11 May 5, 2019

Hello, tonight I'll start to write like im speaking to you. To myself, an audience, my journal or diary.

Today i went out with some friends and I thought it was good, I had a lot of fun with them but at moments I felt like I was being left out purposely, or that my words had become so repetitive and annoying to the point they would ignore me. I don't trust my friends to love me the way they used to l, now that they know how awful I am, and I'd understand if they would stop hanging around me less or even ghost me. Im afraid they're going to slowly abandon me but at the same time I can see why. I would hold no grudge against them, only the pain in my heart from a lost friendship. I see myself slipping into patterns of isolation when this happens, I'll run away first because I don't want them to do the same to me first. Its such a common feeling to have, why cant I just overcome them? Its simple. you fear abandonment so you leave before they can abandon you. But I know these people, they aren't people like that. Yet, because they dont seem to really care about me as much as I thought, Im starting to feel like a person of convenience for them. I see in their actions a slow dissatisfaction with me, and attempts to linger away. Im starting to doubt our relationships together. Friends are difficult, friends are one of the only ways Im still hanging on, because I am a very weak person. I need people, people who Im close to, who I care about as much as they care for me. Maybe I'm just too worried about nothing but I feel like my one sided loyalty will get me hurt. I grew much more distrustful after my last relationship. Romance is clouded in so many negatives for me. I refuse to take even a peek into that realm again, not until more important aspects of my life are dealt with first. I know thats just another huge package to unload. I am so unsatisfied with the current me. My constant search for validation, my incessant narcissistic ramblings, my complete lack of emotional control, my less that average brain, and my dependency on those around me. Sometimes, I catch myself wondering if maybe I just need to surround myself with new people, maybe its not me and maybe its honestly them.

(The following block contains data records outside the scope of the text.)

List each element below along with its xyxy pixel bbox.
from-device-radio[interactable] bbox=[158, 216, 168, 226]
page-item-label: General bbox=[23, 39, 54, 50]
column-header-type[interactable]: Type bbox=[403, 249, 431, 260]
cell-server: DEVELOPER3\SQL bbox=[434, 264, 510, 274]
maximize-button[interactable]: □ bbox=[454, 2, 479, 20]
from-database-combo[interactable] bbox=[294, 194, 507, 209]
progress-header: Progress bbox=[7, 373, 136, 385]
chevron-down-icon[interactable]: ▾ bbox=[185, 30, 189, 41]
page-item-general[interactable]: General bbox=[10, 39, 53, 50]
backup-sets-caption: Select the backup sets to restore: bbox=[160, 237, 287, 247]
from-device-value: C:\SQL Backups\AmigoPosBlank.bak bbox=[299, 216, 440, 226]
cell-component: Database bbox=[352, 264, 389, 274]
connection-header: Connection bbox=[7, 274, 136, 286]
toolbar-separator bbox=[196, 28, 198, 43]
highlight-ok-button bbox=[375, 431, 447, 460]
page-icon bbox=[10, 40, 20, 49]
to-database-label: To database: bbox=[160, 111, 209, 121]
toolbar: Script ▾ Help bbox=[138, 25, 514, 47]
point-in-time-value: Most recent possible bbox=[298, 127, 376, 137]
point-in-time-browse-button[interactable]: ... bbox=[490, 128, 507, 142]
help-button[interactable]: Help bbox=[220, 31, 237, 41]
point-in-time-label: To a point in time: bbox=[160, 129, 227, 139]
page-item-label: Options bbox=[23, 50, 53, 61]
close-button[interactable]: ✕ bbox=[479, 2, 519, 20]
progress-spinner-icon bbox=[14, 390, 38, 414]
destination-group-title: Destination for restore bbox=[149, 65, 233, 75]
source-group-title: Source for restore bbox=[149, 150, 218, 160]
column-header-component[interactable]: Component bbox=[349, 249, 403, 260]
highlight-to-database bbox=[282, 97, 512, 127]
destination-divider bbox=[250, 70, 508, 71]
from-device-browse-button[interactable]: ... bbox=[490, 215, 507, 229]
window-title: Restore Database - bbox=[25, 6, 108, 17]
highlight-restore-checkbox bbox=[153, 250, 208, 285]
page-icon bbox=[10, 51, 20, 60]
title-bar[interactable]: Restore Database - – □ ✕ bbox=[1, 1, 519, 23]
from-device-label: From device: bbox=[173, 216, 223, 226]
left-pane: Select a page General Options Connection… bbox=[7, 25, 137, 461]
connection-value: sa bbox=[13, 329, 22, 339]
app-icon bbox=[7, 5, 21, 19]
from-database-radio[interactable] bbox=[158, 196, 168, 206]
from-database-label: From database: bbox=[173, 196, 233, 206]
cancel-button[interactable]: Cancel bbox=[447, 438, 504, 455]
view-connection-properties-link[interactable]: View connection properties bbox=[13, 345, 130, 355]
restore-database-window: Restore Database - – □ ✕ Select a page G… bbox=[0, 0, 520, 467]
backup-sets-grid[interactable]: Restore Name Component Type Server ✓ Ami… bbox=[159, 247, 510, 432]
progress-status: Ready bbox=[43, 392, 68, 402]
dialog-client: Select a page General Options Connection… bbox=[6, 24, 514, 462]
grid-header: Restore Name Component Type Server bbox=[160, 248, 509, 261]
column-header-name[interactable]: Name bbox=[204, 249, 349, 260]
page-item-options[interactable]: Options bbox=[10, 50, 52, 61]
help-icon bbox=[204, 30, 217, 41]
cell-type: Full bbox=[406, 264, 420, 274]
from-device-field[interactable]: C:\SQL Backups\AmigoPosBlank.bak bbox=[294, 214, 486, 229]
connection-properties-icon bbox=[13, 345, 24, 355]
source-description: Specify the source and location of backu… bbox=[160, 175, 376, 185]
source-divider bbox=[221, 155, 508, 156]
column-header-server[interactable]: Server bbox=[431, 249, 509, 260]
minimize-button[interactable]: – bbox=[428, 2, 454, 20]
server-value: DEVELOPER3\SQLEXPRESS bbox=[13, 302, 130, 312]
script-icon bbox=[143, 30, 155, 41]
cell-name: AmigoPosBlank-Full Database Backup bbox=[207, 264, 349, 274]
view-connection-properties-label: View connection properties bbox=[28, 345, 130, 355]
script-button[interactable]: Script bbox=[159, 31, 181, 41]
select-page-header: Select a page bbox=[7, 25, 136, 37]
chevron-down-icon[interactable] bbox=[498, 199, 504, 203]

"But how dare you say that about your friends?! You should know better than anyone else how good of people they are even if there are some downsides!" I'll convince myself.

I slipped up once and now I can't get back up again. I completely loathe the me in the present and I definitely want to change but find myself struggling in so many aspects. I hate myself so much right now. I don't forgive myself for these things Ive noticed myself doing. I won't let go of my bad behavior, I refuse to let it slide so I must punish myself in whatever self destructive ways for it.